The morning after snorting his gekko guide, an exhausted Boba, carrying the very real branch, returns to the Tusken camp, where he loses the lizard, earns the Tusken attire (minus the sweet facemask) that he was wearing in The Mandalorian, and—in a scene reminiscent of a Jedi constructing a lightsaber or the Armorer molding Mando’s beskar—helps chisel, carve, and sand the branch into a personal, metal-reinforced gaderffii stick. The fashioning takes place next to a piece of detritus that echoes a piece of mid-1970s Ralph McQuarrie concept art.

In the final scene, Fett completes his Tusken citizenship exam by participating in a haka-esque dance around the fire with his adoptive tribe (evoking Temuera Morrison’s Maori roots). If I were the Tusken chief, I might be a bit worried about how quickly Fett has made himself at home, performed multiple unmatched feats of heroism, and taken the lead on a lot of the tribe’s big decisions. It makes sense that Fett, like Mando, feels at home among the Tuskens, a partly displaced warrior race with distinctive weapons, getups, and traditions. Unlike Mando, though, Boba has hardly belonged to anyone or anything since his dad (and his mentor Aurra Sing) died. Falling into the Great Pit of Carkoon may be the best thing that ever happened to him.
Although “The Tribes of Tatooine” runs a lot longer than the premiere, it feels shorter, a testament to the tightness and tension of its storytelling and the quality of its action. Book of Boba’s central tale is pretty tropey—it’s basically Dances With Dewbacks—but when hasn’t Star Wars been an amalgam of existing stories and styles? The success of Star Wars projects depends on execution as much as originality, and from a production standpoint, the series is clearly in capable hands.

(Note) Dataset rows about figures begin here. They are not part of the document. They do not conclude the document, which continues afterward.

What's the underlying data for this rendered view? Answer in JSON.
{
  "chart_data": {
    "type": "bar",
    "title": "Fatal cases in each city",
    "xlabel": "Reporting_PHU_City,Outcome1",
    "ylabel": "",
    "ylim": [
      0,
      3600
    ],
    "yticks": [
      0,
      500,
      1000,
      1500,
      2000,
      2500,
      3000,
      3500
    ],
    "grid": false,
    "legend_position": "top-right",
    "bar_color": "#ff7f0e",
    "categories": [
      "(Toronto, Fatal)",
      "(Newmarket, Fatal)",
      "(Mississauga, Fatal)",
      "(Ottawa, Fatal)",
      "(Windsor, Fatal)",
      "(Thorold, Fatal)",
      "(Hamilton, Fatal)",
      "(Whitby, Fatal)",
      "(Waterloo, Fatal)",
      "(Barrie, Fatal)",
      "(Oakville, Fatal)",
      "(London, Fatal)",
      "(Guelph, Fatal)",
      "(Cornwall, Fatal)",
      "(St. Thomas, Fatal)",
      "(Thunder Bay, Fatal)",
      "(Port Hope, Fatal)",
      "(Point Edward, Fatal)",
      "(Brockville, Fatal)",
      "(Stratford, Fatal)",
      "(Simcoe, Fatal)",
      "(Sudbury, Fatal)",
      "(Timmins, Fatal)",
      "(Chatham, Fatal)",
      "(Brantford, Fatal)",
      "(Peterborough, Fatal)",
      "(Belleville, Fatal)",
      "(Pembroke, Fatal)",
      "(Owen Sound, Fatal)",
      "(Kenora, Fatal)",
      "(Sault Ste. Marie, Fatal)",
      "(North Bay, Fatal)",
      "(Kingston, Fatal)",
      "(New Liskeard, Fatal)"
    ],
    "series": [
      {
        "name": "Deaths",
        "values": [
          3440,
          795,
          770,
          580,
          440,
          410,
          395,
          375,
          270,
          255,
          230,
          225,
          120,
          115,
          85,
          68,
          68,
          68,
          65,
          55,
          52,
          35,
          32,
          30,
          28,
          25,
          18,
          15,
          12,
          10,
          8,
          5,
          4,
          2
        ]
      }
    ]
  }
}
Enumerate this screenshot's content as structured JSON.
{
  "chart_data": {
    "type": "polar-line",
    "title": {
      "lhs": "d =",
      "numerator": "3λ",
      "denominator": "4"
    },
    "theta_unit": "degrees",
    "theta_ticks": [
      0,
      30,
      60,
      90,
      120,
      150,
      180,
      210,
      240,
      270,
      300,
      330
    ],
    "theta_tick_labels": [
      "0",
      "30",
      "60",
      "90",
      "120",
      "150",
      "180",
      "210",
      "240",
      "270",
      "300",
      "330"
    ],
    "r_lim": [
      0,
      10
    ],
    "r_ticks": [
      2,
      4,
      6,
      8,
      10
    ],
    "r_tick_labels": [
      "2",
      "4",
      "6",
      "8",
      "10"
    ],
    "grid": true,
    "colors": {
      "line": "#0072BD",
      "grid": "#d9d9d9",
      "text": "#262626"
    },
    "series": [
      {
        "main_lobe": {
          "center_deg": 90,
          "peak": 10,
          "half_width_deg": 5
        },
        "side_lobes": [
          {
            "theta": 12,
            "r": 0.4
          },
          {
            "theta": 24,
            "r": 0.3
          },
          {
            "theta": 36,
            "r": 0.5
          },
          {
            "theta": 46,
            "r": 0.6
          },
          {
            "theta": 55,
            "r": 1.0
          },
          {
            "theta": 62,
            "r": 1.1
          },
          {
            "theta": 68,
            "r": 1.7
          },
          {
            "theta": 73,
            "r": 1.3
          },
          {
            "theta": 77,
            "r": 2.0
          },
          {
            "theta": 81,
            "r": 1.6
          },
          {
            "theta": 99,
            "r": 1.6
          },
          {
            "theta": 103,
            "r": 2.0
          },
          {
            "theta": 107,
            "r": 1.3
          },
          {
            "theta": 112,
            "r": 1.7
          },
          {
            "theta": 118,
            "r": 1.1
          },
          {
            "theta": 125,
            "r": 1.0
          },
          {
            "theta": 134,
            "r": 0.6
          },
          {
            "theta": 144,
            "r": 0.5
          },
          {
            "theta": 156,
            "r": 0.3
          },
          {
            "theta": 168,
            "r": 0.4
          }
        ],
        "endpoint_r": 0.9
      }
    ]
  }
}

Even so, the spinoff has more work ahead of it as it fights to escape The Mandalorian’s orbit and establish Boba as a character deserving of extended screen time (and Fennec, who was almost absent from this episode, as a meaningful partner in crime). The Boba we met in The Mandalorian had already left bounty hunting behind, and watching him make that transition via flashback is a little less engaging than watching Mando do the same—and catch fatherly feelings—in real time, with Grogu at his side. That said, Fett may have hidden depths. “The Tribes of Tatooine” hints at why he wants to take Jabba’s (and Bib’s) place, which initially seemed somewhat out of character given the way he was portrayed in The Mandalorian. Perhaps past Boba plans to unite the Tusken tribes of Tatooine and present Boba aspires to do the same with the syndicates, less out of desire for personal gain than out of interest in promoting harmony, order, and the greater good. Perhaps present Boba is still serving the Tuskens’ interests. But like all of us, he’s bound to keep dragging some baggage behind him as he tries to let go of the younger self who idolized his dad and intended to follow in his footsteps. In his vision, Boba’s self is still divided; maybe by the end of the season, that self will solidify, even if it means taking off the trademark armor he worked so hard to reclaim.